EUROPA: A STRASBURGO UNA INIZIATIVA PER DENUNCIARE LE VIOLAZIONI DELLA LIBERTÀ RELIGIOSA NEL MONDO

“La libertà religiosa è la cartina al tornasole per il rispetto di tutte le altre libertà e dei diritti dell’uomo. E purtroppo oggi, in Europa e nel mondo, vi sono ancora molte, troppe situazioni in cui credere in qualcosa è confuso con il fondamentalismo”. Mario Mauro, vicepresidente del Parlamento europeo, esprime da Strasburgo, dove è in corso la sessione plenaria dell’Assemblea Ue, la sua “convinzione che è ora di farla finita con certe timidezze nel denunciare situazioni che vanno contro i diritti essenziali”. Assieme a padre Bernardo Cervellera, direttore dell’agenzia Asia News e ad Attilio Tamburrini, direttore di “Aiuto alla Chiesa che soffre”, elenca una serie di situazioni emblematiche nel mondo (fra cui quelle di Pakistan, Arabia Saudita, Cuba) e denuncia “l’ambiguità di molte prese di posizione delle istituzioni europee”.

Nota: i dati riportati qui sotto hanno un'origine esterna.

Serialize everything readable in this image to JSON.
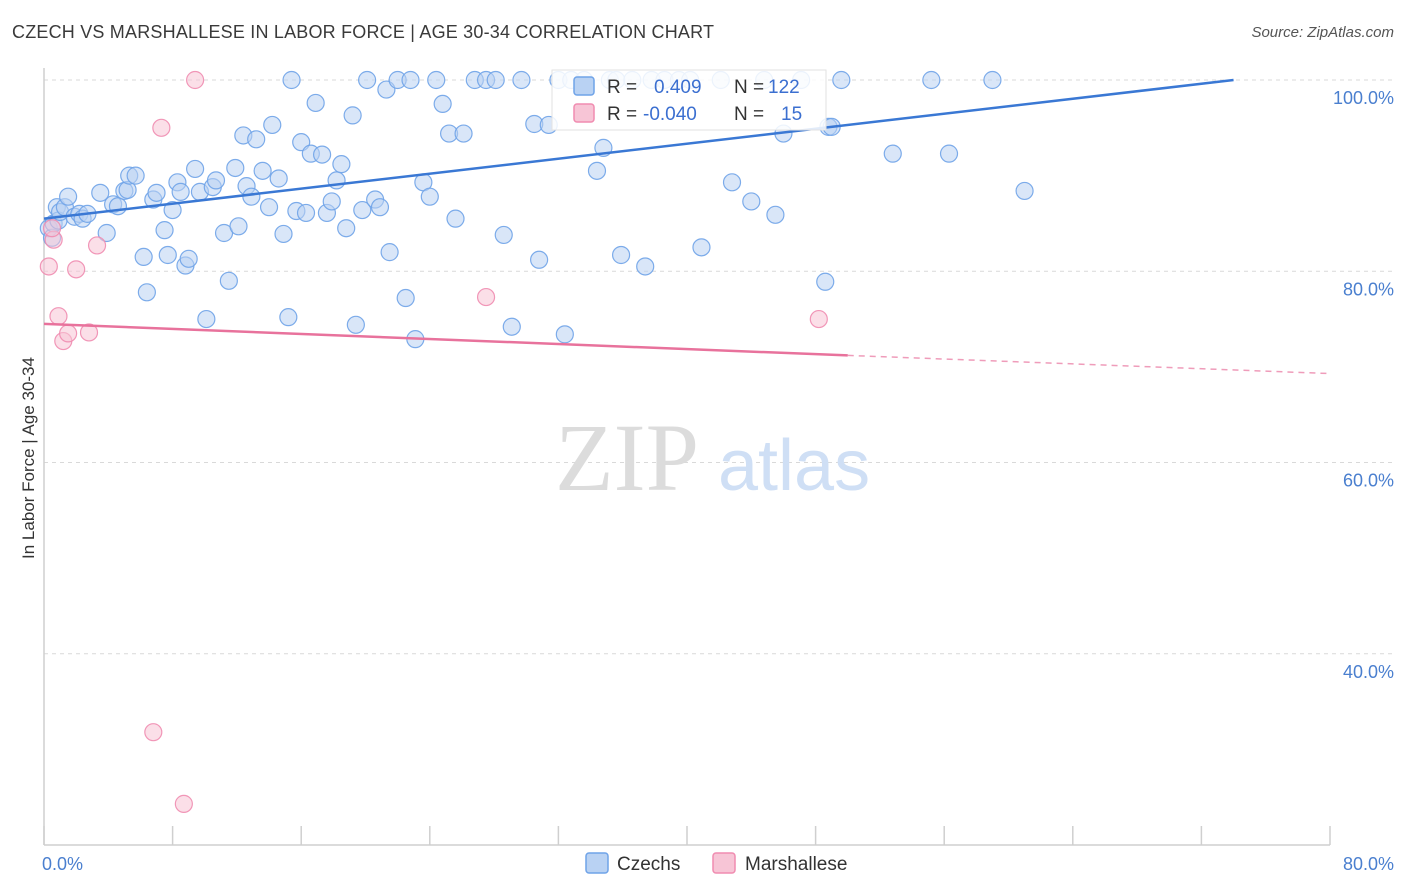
{
  "header": {
    "title": "CZECH VS MARSHALLESE IN LABOR FORCE | AGE 30-34 CORRELATION CHART",
    "source": "Source: ZipAtlas.com"
  },
  "legend": {
    "rows": [
      {
        "r_label": "R =",
        "r_value": "0.409",
        "n_label": "N =",
        "n_value": "122",
        "color": "#6fa3e8"
      },
      {
        "r_label": "R =",
        "r_value": "-0.040",
        "n_label": "N =",
        "n_value": "15",
        "color": "#f08cb0"
      }
    ]
  },
  "bottom_legend": [
    {
      "label": "Czechs",
      "color": "#6fa3e8"
    },
    {
      "label": "Marshallese",
      "color": "#f08cb0"
    }
  ],
  "watermark": {
    "zip": "ZIP",
    "atlas": "atlas"
  },
  "colors": {
    "blue": "#3a78d4",
    "pink": "#e8729c",
    "blue_fill": "#b9d2f3",
    "pink_fill": "#f7c5d6",
    "grid": "#d9d9d9"
  },
  "chart_data": {
    "type": "scatter",
    "title": "CZECH VS MARSHALLESE IN LABOR FORCE | AGE 30-34 CORRELATION CHART",
    "xlabel": "",
    "ylabel": "In Labor Force | Age 30-34",
    "xlim": [
      0,
      80
    ],
    "ylim": [
      20,
      101.5
    ],
    "x_tick_labels": [
      {
        "value": 0,
        "label": "0.0%"
      },
      {
        "value": 80,
        "label": "80.0%"
      }
    ],
    "y_tick_labels": [
      {
        "value": 100,
        "label": "100.0%"
      },
      {
        "value": 80,
        "label": "80.0%"
      },
      {
        "value": 60,
        "label": "60.0%"
      },
      {
        "value": 40,
        "label": "40.0%"
      }
    ],
    "grid": true,
    "legend_position": "top-center",
    "series": [
      {
        "name": "Czechs",
        "color": "#6fa3e8",
        "trend": {
          "x": [
            0,
            74
          ],
          "y": [
            85.5,
            100
          ]
        },
        "points": [
          [
            0.3,
            84.5
          ],
          [
            0.5,
            83.5
          ],
          [
            0.6,
            85.0
          ],
          [
            0.8,
            86.7
          ],
          [
            0.9,
            85.3
          ],
          [
            1.0,
            86.2
          ],
          [
            1.3,
            86.7
          ],
          [
            1.5,
            87.8
          ],
          [
            1.9,
            85.7
          ],
          [
            2.2,
            86.0
          ],
          [
            2.4,
            85.5
          ],
          [
            2.7,
            86.0
          ],
          [
            3.5,
            88.2
          ],
          [
            3.9,
            84.0
          ],
          [
            4.3,
            87.0
          ],
          [
            4.6,
            86.8
          ],
          [
            5.0,
            88.4
          ],
          [
            5.2,
            88.5
          ],
          [
            5.3,
            90.0
          ],
          [
            5.7,
            90.0
          ],
          [
            6.2,
            81.5
          ],
          [
            6.4,
            77.8
          ],
          [
            6.8,
            87.5
          ],
          [
            7.0,
            88.2
          ],
          [
            7.5,
            84.3
          ],
          [
            7.7,
            81.7
          ],
          [
            8.0,
            86.4
          ],
          [
            8.3,
            89.3
          ],
          [
            8.5,
            88.3
          ],
          [
            8.8,
            80.6
          ],
          [
            9.0,
            81.3
          ],
          [
            9.4,
            90.7
          ],
          [
            9.7,
            88.3
          ],
          [
            10.1,
            75.0
          ],
          [
            10.5,
            88.8
          ],
          [
            10.7,
            89.5
          ],
          [
            11.2,
            84.0
          ],
          [
            11.5,
            79.0
          ],
          [
            11.9,
            90.8
          ],
          [
            12.1,
            84.7
          ],
          [
            12.4,
            94.2
          ],
          [
            12.6,
            88.9
          ],
          [
            12.9,
            87.8
          ],
          [
            13.2,
            93.8
          ],
          [
            13.6,
            90.5
          ],
          [
            14.0,
            86.7
          ],
          [
            14.2,
            95.3
          ],
          [
            14.6,
            89.7
          ],
          [
            14.9,
            83.9
          ],
          [
            15.2,
            75.2
          ],
          [
            15.4,
            100
          ],
          [
            15.7,
            86.3
          ],
          [
            16.0,
            93.5
          ],
          [
            16.3,
            86.1
          ],
          [
            16.6,
            92.3
          ],
          [
            16.9,
            97.6
          ],
          [
            17.3,
            92.2
          ],
          [
            17.6,
            86.1
          ],
          [
            17.9,
            87.3
          ],
          [
            18.2,
            89.5
          ],
          [
            18.5,
            91.2
          ],
          [
            18.8,
            84.5
          ],
          [
            19.2,
            96.3
          ],
          [
            19.4,
            74.4
          ],
          [
            19.8,
            86.4
          ],
          [
            20.1,
            100
          ],
          [
            20.6,
            87.5
          ],
          [
            20.9,
            86.7
          ],
          [
            21.3,
            99.0
          ],
          [
            21.5,
            82.0
          ],
          [
            22.0,
            100
          ],
          [
            22.5,
            77.2
          ],
          [
            22.8,
            100
          ],
          [
            23.1,
            72.9
          ],
          [
            23.6,
            89.3
          ],
          [
            24.0,
            87.8
          ],
          [
            24.4,
            100
          ],
          [
            24.8,
            97.5
          ],
          [
            25.2,
            94.4
          ],
          [
            25.6,
            85.5
          ],
          [
            26.1,
            94.4
          ],
          [
            26.8,
            100
          ],
          [
            27.5,
            100
          ],
          [
            28.1,
            100
          ],
          [
            28.6,
            83.8
          ],
          [
            29.1,
            74.2
          ],
          [
            29.7,
            100
          ],
          [
            30.5,
            95.4
          ],
          [
            30.8,
            81.2
          ],
          [
            31.4,
            95.3
          ],
          [
            32.0,
            100
          ],
          [
            32.4,
            73.4
          ],
          [
            32.8,
            100
          ],
          [
            33.6,
            100
          ],
          [
            34.4,
            90.5
          ],
          [
            34.8,
            92.9
          ],
          [
            35.2,
            100
          ],
          [
            35.6,
            100
          ],
          [
            35.9,
            81.7
          ],
          [
            36.6,
            100
          ],
          [
            37.4,
            80.5
          ],
          [
            37.8,
            100
          ],
          [
            38.6,
            100
          ],
          [
            39.5,
            100
          ],
          [
            40.2,
            100
          ],
          [
            40.9,
            82.5
          ],
          [
            42.1,
            100
          ],
          [
            42.8,
            89.3
          ],
          [
            44.0,
            87.3
          ],
          [
            44.8,
            100
          ],
          [
            45.5,
            85.9
          ],
          [
            46.0,
            94.4
          ],
          [
            47.1,
            100
          ],
          [
            48.6,
            78.9
          ],
          [
            48.8,
            95.1
          ],
          [
            49.0,
            95.1
          ],
          [
            49.6,
            100
          ],
          [
            52.8,
            92.3
          ],
          [
            55.2,
            100
          ],
          [
            56.3,
            92.3
          ],
          [
            59.0,
            100
          ],
          [
            61.0,
            88.4
          ]
        ]
      },
      {
        "name": "Marshallese",
        "color": "#f08cb0",
        "trend": {
          "x": [
            0,
            50
          ],
          "y": [
            74.5,
            71.2
          ]
        },
        "trend_dashed": {
          "x": [
            50,
            80
          ],
          "y": [
            71.2,
            69.3
          ]
        },
        "points": [
          [
            0.3,
            80.5
          ],
          [
            0.6,
            83.3
          ],
          [
            0.9,
            75.3
          ],
          [
            1.2,
            72.7
          ],
          [
            1.5,
            73.5
          ],
          [
            2.0,
            80.2
          ],
          [
            2.8,
            73.6
          ],
          [
            3.3,
            82.7
          ],
          [
            6.8,
            31.8
          ],
          [
            7.3,
            95.0
          ],
          [
            8.7,
            24.3
          ],
          [
            9.4,
            100
          ],
          [
            27.5,
            77.3
          ],
          [
            48.2,
            75.0
          ],
          [
            0.5,
            84.5
          ]
        ]
      }
    ]
  }
}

A questo proposito Mauro cita la trentina di interventi dell’Europarlamento o di singoli deputati nelle ultime due legislature (1994-2004) per richiamare la Santa Sede al rispetto delle libertà fondamentali, “di gran lunga inferiori a quelli rivolti a Cuba e Cina, paesi in cui da decenni è mancato, e manca, il rispetto per i diritti umani e la dignità delle persone”.

Padre Bernardo Cervellera (direttore di Asia News), profondo conoscitore della realtà cinese, invitato a Strasburgo per raccontare le violazioni della libertà religiosa nel mondo, spiega: “E’ ricorrente in Cina la scomparsa di vescovi oppure il loro arresto. Ci sono, a oggi, 13 sacerdoti cattolici ai lavori forzati. Si pratica la tortura più brutale contro chi manifesta la propria fede: vittime ne sono cristiani ma anche donne e uomini di altre fedi. C’è in atto una repressione tragica, che conferma come in questo paese manchino le libertà sostanziali”.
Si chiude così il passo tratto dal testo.